Any virtual MSO service is “almost certainly going to be lighter,” said analyst Colin Dixon of research firm nScreen Media. “You force the consumer to decide, ‘What channels do I watch, and will it be worth switching?’ ”
Furthermore, Dish’s rights from Disney are limited to a single stream per Internet-connected device at once. Right off the bat, that will make the service unappealing to most American households, which on average have more than one TV (not to mention multiple video-capable devices). The intent of that limitation “is to make this service an ‘on-ramp’ to pay TV for cord-nevers, as opposed to an ‘off-ramp’ from the pay TV bundle for cord-cutters,” Bernstein Research analyst Todd Juenger wrote in a research note.

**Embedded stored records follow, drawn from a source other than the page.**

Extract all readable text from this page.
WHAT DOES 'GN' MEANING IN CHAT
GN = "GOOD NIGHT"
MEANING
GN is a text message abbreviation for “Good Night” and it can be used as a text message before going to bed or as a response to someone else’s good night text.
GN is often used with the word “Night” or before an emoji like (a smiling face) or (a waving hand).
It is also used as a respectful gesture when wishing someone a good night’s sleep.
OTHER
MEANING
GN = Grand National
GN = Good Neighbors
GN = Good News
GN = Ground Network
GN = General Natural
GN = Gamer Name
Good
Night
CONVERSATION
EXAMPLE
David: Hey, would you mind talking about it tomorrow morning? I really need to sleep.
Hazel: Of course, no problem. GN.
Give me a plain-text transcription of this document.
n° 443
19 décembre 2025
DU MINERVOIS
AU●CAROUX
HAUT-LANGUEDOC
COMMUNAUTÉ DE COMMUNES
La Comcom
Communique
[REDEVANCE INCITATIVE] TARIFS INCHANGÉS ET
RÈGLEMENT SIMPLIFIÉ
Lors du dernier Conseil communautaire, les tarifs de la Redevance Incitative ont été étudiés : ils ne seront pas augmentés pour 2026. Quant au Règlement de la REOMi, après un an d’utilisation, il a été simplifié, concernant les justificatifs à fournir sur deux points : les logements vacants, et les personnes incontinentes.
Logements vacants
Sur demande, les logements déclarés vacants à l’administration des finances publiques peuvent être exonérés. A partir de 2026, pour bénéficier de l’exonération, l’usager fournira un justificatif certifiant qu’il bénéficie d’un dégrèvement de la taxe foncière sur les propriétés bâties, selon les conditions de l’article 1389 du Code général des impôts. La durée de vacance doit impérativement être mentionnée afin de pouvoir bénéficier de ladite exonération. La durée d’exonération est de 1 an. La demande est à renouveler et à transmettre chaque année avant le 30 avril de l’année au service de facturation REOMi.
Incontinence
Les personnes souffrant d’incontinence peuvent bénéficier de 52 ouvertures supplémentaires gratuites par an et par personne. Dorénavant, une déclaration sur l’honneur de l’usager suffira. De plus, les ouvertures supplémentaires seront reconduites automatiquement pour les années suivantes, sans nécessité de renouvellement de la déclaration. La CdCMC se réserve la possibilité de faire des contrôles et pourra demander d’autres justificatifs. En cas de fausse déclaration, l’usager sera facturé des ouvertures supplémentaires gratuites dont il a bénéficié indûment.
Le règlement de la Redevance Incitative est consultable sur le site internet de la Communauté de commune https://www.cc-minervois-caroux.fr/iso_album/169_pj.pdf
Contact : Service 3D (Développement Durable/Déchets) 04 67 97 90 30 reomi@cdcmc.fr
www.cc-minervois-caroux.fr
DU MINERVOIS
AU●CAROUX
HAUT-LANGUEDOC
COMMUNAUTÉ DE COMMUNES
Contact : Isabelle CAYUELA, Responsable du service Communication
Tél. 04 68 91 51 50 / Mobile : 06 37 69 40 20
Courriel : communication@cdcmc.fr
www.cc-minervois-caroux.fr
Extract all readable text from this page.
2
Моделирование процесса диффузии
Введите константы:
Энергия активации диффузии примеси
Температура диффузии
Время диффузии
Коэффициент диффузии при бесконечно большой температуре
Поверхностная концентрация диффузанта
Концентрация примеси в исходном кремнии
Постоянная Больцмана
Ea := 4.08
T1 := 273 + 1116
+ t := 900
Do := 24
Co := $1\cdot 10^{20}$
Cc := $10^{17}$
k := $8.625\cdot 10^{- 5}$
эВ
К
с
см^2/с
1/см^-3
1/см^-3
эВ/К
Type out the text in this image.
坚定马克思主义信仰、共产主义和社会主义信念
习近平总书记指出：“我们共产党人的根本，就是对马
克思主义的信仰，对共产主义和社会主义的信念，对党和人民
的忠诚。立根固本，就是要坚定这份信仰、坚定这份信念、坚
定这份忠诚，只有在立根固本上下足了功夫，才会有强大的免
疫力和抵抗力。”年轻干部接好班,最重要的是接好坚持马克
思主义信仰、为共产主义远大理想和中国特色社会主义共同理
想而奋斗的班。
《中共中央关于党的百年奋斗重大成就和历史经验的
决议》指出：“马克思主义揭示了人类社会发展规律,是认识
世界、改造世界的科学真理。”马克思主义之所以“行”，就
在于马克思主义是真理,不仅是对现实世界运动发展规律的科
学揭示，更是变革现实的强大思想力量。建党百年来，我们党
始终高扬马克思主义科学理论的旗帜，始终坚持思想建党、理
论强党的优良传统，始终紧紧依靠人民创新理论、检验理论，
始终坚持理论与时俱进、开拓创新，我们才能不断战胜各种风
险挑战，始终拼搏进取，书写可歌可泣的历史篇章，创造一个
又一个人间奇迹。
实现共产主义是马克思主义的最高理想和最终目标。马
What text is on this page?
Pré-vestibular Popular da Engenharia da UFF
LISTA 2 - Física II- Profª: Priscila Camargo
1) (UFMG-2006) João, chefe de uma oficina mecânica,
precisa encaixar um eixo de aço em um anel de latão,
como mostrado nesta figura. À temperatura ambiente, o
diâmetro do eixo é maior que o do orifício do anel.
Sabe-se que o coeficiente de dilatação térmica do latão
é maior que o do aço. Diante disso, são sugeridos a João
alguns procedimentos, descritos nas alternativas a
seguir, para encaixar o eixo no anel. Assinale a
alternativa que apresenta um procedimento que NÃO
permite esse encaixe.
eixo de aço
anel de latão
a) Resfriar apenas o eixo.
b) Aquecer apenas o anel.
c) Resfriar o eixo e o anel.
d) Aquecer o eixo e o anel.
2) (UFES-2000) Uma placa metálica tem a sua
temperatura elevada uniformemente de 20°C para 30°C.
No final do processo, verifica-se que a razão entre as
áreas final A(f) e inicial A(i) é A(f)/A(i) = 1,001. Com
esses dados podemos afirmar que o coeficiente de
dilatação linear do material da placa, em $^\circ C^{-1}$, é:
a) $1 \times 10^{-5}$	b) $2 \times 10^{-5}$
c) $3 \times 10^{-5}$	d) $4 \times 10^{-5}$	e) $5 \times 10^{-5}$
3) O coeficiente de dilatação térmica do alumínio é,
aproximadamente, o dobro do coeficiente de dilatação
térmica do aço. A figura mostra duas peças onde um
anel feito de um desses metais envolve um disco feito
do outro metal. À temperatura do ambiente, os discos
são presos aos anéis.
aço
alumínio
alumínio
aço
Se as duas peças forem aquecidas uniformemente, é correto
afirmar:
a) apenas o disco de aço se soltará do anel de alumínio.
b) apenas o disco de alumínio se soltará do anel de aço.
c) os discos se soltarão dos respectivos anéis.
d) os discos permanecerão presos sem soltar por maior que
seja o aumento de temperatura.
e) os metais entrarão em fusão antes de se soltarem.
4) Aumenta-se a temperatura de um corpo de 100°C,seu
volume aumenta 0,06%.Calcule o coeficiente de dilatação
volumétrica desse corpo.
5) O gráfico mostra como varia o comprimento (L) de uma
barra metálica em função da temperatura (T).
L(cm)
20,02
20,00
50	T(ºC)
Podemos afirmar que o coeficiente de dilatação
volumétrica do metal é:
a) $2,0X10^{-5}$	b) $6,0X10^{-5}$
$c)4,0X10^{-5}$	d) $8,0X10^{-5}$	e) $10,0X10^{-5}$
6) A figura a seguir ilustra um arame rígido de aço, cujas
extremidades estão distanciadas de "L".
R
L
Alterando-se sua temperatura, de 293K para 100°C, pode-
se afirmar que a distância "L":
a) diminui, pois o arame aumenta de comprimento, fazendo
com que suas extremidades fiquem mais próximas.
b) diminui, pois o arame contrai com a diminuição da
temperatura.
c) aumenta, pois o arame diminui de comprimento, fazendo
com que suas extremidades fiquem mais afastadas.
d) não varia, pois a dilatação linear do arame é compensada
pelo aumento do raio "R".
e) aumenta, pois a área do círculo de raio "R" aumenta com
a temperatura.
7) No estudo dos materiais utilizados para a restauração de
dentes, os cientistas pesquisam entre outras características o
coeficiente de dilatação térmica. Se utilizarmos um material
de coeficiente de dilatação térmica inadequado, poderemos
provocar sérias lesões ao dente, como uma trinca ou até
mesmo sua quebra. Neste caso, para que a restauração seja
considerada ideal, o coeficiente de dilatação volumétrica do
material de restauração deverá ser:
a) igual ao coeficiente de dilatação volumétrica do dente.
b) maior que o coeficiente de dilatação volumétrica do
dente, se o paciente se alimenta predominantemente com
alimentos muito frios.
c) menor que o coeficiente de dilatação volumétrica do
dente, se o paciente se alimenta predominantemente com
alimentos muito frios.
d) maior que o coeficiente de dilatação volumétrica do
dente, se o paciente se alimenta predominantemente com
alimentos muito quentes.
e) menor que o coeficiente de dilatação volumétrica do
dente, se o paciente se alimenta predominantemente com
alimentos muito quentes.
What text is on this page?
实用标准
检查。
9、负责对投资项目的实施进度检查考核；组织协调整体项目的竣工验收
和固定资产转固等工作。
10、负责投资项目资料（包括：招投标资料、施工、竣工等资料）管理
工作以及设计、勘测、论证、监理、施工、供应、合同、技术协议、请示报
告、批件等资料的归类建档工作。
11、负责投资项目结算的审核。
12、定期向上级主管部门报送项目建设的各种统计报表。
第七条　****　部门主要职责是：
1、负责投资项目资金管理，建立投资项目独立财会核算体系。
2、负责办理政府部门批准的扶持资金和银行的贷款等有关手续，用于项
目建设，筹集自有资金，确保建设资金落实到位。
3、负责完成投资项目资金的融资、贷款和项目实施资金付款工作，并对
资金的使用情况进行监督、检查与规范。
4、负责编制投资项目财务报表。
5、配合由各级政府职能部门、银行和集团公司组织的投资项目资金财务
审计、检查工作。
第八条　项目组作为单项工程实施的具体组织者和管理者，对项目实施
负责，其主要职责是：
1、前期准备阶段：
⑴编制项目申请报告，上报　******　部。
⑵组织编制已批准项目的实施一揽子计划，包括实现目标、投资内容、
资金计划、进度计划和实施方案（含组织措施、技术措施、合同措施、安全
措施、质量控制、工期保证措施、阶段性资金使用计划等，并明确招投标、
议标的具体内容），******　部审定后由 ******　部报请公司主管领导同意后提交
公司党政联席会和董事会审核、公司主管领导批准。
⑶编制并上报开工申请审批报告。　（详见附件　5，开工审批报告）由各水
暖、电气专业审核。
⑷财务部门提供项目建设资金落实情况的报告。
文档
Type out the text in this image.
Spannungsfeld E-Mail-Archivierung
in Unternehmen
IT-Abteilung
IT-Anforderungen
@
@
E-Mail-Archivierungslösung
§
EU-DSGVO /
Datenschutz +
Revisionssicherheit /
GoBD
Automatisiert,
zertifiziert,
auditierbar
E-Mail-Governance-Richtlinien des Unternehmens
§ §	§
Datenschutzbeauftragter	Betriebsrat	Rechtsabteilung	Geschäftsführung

Only 5 million homes have broadband and no pay TV subscription, according to Nielsen estimates. Given the small number of prospective customers for a live Internet television, Dish or anyone else would pay Disney more per subscriber than existing pay TV services for the same channels (unless, that is, the one-stream limit means Dish gets a discount).
Yes, an Internet-delivered TV service has cheaper subscriber-acquisition costs: There would be no need for a service call to deliver equipment, and potentially no set-top box. However, there are bandwidth costs; Netflix has just agreed to pay to interconnect with Comcast to ensure it has enough capacity to reach subscribers over the cable operator’s network.
Despite the headwinds, Dish is looking to carve out new areas of growth because its traditional TV business has flatlined, at around 14 million customers. The industry at large is leveling off, too.
Others see the pay TV biz as ripe for shakeup. But no one has made that leap.
Verizon in January acquired Intel’s OnCue division for about $200 million, after the chipmaker decided that getting into the pay TV biz was too expensive. Meanwhile, Sony announced at the 2014 CES that it plans to test an Internet-delivered TV service sometime this year.
It’s no secret Dish has been contemplating a lower-cost Internet TV service for years; founder Charlie Ergen has discussed the virtual MSO concept on several occasions. As he lamented via Dish’s earnings call last month, “We’re losing a whole generation of individuals who aren’t going to buy into (the MSO) model because they only want one particular show or they want to watch the show wherever they can or they want to watch it on their schedule, and so that generation is not signing up to satellite or cable or phone video today.”